The Plaintiffs in O’Bannon v. National Collegiate Athletic Association case filed their opposition on Monday to the NCAA’s request to stay the injunction that on Saturday would allow schools to begin offering football and men’s basketball players as much as $5,000 per year to compensate them for use of their names, images, and likenesses. On Tuesday, the NCAA quickly filed a reply in support of its position.
Not unexpectedly, the Plaintiffs rejected the NCAA’s argument that it will be irreparably harmed if the injunction takes effect, arguing the injunction does not require the NCAA to take any particular action and instead “merely forbids the continuation of its unlawful anticompetitive agreement.” The Plaintiffs further asserted: “The simple fact is that no member school needs to change a thing under the injunction if it does not wish to do so. If the NCAA is correct, and modest compensation to college athletes is truly so thorny, no member school will choose to offer it after Aug. 1, 2015.”

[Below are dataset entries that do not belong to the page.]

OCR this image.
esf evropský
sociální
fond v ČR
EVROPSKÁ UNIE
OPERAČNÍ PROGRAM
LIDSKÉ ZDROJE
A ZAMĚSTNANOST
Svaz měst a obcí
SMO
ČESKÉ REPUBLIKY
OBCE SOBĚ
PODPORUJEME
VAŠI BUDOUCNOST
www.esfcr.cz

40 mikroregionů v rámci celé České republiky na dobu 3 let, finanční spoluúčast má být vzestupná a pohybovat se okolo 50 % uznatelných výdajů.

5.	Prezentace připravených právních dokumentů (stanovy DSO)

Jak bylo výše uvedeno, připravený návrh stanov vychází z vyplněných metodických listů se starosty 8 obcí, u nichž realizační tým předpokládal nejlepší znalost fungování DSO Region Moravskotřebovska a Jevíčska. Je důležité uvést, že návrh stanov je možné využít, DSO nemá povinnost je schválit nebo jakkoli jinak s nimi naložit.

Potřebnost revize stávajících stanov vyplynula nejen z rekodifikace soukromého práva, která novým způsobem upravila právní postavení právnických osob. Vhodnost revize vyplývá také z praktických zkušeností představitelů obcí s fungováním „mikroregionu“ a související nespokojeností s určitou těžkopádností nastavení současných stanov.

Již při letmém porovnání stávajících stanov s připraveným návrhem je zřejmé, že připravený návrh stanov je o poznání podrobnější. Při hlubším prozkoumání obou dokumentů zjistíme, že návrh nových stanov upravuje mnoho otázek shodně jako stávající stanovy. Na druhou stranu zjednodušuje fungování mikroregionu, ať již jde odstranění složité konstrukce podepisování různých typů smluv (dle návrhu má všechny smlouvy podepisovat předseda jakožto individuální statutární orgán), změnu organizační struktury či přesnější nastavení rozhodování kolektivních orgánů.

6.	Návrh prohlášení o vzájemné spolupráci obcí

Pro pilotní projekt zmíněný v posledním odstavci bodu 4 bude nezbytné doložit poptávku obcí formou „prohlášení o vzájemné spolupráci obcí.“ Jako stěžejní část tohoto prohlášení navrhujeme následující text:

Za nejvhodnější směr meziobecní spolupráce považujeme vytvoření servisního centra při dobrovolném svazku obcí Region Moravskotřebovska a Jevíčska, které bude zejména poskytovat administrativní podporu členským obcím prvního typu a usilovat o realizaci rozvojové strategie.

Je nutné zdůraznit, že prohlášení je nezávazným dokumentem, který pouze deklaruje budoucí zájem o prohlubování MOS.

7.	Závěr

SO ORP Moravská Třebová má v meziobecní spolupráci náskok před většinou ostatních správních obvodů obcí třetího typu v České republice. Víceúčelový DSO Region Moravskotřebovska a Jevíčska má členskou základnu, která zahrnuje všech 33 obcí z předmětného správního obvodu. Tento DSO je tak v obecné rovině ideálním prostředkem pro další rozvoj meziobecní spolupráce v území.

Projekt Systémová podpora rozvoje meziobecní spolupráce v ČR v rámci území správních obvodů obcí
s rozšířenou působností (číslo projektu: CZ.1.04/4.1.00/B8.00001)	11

August 1 is the first date offer letters can be sent to student-athletes enrolling in college after July 1, 2016, and is the first time schools could offer a recruit deferred compensation as part of a financial aid package. But that date may be illusory given recruits cannot sign a written offer until the National Letter-of-Intent signing period, that does not begin in basketball and other sports until November 11. Without a ruling on the injunction, schools could simply wait to send out written offers or make such offers contingent on the Ninth Circuit’s ruling.
The Plaintiffs wrote that, “under the injunction, member schools that have the resources and desire to offer more as part of their recruiting package will do so, unilaterally. That they might wish to avoid this sort of competition and those financial resources for other purposes is not a reason for a stay.”
In response, the NCAA stated that the Plaintiffs “primarily just belittle and demonize the NCAA” and that the Ninth Circuit should maintain the status quo “until this Court can decide whether the dramatic changes that the district court’s unprecedented injunction would engender are in fact supported by the law.